The following is a case study of one of our volunteers who joined our Community Green Team. The case study highlights the positive impact that volunteering has had in their life. 

Our volunteer had an ‘average’ childhood, and grew up in a family unit that consisted of them and their mother.  After completing their secondary school education they followed their passion and commenced a degree at a local College.  Places within the course are awarded based upon merit, with an automatic elimination process at the end of each year.  Our volunteer struggled to keep up with the expectations of the course and by the end of the second year they had been asked to leave the course.

“By the end of second year I felt burnout and spiteful.  I felt the whole process [further education elimination] had been detrimental to my mental health and I really needed a period of reflection and recovery.”

Through local connections they were put in contact with a local organisation who found an apprenticeship for them.  The place was full time, and although very grateful for the opportunity, they felt overwhelmed by the time commitment and the expectations of their employer.  They realised that as a result of the paid employment their mental health was deteriorating even further, they reluctantly gave up the apprenticeship.  At this point they started to become more withdrawn from the community as they had little reason to leave their home or indeed to get up in the morning.

“November to January was the lowest bit of my life so far.”

Concerned with their wellbeing, the local organisation talked with them about volunteering within the community, however they had no idea what they might want to do or how they could go about getting started.  The local organisation introduced them to Glasgow Eco Trust and the Community Green Team.  The Volunteer Coordinator met them on two occasions to discuss what their needs and expectations were; it was evident that they would be well suited to working with our team at the De’ils on Wheels community bike workshop and organised a site visit.  They started volunteering in January, and has committed to four hours, once a week.  They have not missed a single session over the past three months.

“…[I chose to start volunteering at the workshop]…as it was interesting, I could learn new skills, the people seemed nice and the fact that they were happy for me to commit to no more than four hours, one day a week made it feel manageable.”

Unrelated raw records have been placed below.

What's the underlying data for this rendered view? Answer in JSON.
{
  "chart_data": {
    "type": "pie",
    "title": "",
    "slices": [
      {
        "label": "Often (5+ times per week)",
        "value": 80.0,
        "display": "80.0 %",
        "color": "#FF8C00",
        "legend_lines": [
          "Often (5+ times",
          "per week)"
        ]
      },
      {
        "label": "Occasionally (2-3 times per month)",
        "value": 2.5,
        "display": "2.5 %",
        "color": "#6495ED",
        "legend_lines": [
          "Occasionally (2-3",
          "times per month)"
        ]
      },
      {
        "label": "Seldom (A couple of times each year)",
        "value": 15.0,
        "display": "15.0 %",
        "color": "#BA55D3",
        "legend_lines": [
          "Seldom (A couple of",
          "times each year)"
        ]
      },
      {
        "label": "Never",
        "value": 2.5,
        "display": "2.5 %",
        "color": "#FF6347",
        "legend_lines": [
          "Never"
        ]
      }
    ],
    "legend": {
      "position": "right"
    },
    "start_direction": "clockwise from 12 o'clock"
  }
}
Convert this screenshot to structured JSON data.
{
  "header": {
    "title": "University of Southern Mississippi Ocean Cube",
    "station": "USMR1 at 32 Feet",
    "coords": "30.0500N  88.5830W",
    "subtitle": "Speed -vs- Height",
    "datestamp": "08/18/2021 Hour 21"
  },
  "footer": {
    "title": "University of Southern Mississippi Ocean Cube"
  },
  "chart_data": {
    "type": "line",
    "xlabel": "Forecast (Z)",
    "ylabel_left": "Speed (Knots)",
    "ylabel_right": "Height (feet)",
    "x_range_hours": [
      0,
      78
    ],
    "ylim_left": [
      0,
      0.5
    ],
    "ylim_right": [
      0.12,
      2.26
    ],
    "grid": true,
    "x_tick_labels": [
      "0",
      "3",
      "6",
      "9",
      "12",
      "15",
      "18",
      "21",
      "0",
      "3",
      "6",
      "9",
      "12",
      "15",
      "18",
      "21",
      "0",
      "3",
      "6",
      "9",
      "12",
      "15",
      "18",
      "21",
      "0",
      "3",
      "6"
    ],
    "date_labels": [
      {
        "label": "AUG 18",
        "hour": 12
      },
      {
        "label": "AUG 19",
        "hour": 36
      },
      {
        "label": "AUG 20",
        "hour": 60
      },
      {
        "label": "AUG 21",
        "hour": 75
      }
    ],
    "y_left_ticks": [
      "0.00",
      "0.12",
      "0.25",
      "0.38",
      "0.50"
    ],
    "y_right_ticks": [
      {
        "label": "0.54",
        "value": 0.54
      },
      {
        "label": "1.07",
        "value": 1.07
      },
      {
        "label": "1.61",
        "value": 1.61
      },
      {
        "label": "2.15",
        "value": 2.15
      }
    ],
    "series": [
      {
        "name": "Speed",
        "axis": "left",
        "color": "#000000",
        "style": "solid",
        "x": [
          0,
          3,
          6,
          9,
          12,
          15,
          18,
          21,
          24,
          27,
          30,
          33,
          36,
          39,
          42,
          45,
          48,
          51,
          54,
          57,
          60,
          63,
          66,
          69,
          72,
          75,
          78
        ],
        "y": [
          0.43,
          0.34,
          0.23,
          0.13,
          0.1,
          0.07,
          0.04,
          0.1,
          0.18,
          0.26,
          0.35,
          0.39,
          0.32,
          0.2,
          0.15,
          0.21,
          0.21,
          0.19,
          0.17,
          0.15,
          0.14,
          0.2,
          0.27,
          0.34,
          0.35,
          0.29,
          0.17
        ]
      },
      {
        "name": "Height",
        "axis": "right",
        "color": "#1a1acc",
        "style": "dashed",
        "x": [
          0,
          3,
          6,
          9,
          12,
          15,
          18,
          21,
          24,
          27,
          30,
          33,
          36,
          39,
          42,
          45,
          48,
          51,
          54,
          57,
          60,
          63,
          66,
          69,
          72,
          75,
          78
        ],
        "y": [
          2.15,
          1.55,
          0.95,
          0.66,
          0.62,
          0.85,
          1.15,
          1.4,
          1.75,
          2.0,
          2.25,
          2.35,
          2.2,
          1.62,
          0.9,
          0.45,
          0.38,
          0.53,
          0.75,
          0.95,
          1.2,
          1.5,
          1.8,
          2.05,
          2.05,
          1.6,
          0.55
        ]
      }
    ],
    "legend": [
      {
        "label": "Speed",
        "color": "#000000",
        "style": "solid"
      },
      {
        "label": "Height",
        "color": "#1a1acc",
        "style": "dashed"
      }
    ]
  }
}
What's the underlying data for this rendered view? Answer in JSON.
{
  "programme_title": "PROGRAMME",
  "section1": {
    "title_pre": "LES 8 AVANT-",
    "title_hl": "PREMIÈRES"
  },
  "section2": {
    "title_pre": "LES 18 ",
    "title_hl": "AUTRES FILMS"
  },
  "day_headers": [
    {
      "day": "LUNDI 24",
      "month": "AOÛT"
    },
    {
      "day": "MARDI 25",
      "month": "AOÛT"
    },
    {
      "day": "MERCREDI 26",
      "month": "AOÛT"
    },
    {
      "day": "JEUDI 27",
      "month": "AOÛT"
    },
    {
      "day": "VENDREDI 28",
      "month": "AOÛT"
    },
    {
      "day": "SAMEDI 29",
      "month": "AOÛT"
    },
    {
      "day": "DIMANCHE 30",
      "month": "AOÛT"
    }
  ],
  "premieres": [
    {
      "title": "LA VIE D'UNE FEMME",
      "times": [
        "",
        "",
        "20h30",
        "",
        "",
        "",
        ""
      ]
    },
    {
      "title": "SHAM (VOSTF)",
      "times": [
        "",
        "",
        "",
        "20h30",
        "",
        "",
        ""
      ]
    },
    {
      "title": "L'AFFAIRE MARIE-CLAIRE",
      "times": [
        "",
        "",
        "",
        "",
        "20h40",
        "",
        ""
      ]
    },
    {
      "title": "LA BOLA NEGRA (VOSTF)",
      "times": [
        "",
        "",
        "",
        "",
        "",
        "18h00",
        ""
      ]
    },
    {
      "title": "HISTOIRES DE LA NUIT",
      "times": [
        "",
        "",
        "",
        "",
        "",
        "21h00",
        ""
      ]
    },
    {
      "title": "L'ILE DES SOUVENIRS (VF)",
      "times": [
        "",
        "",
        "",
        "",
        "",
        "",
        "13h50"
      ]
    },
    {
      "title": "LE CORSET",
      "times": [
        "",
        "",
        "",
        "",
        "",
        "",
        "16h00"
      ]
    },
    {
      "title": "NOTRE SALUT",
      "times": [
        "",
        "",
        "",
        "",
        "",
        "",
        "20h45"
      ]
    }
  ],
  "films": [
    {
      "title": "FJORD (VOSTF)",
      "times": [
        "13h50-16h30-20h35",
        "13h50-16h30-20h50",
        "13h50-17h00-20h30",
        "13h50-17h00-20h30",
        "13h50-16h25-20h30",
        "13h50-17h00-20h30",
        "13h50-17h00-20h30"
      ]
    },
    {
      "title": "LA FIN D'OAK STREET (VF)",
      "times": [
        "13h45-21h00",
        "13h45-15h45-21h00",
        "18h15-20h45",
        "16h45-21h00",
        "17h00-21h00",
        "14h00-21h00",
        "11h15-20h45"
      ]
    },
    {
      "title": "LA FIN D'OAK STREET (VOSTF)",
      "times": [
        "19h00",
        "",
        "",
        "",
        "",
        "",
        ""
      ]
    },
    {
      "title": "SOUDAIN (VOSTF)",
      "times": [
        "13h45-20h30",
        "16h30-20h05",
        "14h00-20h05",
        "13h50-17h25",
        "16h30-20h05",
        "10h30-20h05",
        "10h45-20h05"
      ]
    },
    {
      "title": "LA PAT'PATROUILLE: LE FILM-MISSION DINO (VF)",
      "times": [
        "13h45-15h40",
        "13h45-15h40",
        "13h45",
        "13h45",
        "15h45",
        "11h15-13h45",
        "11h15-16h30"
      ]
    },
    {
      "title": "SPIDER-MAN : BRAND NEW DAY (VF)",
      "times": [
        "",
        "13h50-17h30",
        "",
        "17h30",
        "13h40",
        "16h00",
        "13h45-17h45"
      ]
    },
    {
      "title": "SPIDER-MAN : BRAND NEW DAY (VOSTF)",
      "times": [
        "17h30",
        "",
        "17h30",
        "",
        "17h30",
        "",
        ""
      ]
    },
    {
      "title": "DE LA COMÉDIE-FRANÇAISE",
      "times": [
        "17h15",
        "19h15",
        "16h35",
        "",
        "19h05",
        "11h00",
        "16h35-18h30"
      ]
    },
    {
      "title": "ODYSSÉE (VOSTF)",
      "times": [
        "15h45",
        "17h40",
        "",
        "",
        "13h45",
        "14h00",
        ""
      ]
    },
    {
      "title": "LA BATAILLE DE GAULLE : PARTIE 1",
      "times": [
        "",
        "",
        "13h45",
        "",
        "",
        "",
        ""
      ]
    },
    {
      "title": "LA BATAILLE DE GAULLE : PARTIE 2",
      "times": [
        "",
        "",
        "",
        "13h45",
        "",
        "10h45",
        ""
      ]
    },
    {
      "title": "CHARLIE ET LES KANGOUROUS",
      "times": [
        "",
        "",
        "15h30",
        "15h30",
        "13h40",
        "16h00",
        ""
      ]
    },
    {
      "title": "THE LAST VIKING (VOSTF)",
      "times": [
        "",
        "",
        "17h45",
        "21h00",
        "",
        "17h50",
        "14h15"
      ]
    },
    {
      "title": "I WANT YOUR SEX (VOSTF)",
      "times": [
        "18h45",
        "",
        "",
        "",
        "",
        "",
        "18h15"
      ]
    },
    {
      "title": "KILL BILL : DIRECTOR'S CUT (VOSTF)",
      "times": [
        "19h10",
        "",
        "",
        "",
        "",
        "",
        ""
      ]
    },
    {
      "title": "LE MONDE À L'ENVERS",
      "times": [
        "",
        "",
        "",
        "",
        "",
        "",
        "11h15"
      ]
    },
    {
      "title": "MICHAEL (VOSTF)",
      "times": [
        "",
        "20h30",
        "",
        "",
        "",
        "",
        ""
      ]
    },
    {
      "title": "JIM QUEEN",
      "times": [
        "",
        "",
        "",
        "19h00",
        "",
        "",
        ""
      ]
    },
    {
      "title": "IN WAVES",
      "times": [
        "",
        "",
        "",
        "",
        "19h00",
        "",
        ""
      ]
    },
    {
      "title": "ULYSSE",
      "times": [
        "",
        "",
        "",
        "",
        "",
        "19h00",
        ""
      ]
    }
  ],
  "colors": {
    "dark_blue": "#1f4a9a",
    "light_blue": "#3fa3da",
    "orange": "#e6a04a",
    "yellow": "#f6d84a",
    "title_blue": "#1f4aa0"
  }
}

“…[Volunteering at Glasgow Eco Trust has]…made me a happier person; I realise that my uni work is not the only thing in life and I love having something to get up for; I look forward to it every week.”

They are now looking for part-time paid work, and they are also applying to re-join the College course, however they are certain that they are going back to it a stronger person more able to cope with the whole process and hopes to be able to continue volunteering with Glasgow Eco Trust regardless of what the future holds.

“I’ve learned to put life in context and I feel better able to cope with University.”

Their improved mental health has had a positive impact on them,

“My life seems to be getting back on track…[and]...I’m so much happier now.”

As well as a positive impact on their family,

“My mum is happy that I’m not down so much and that I’ve got a better idea of what I want to do with my life.”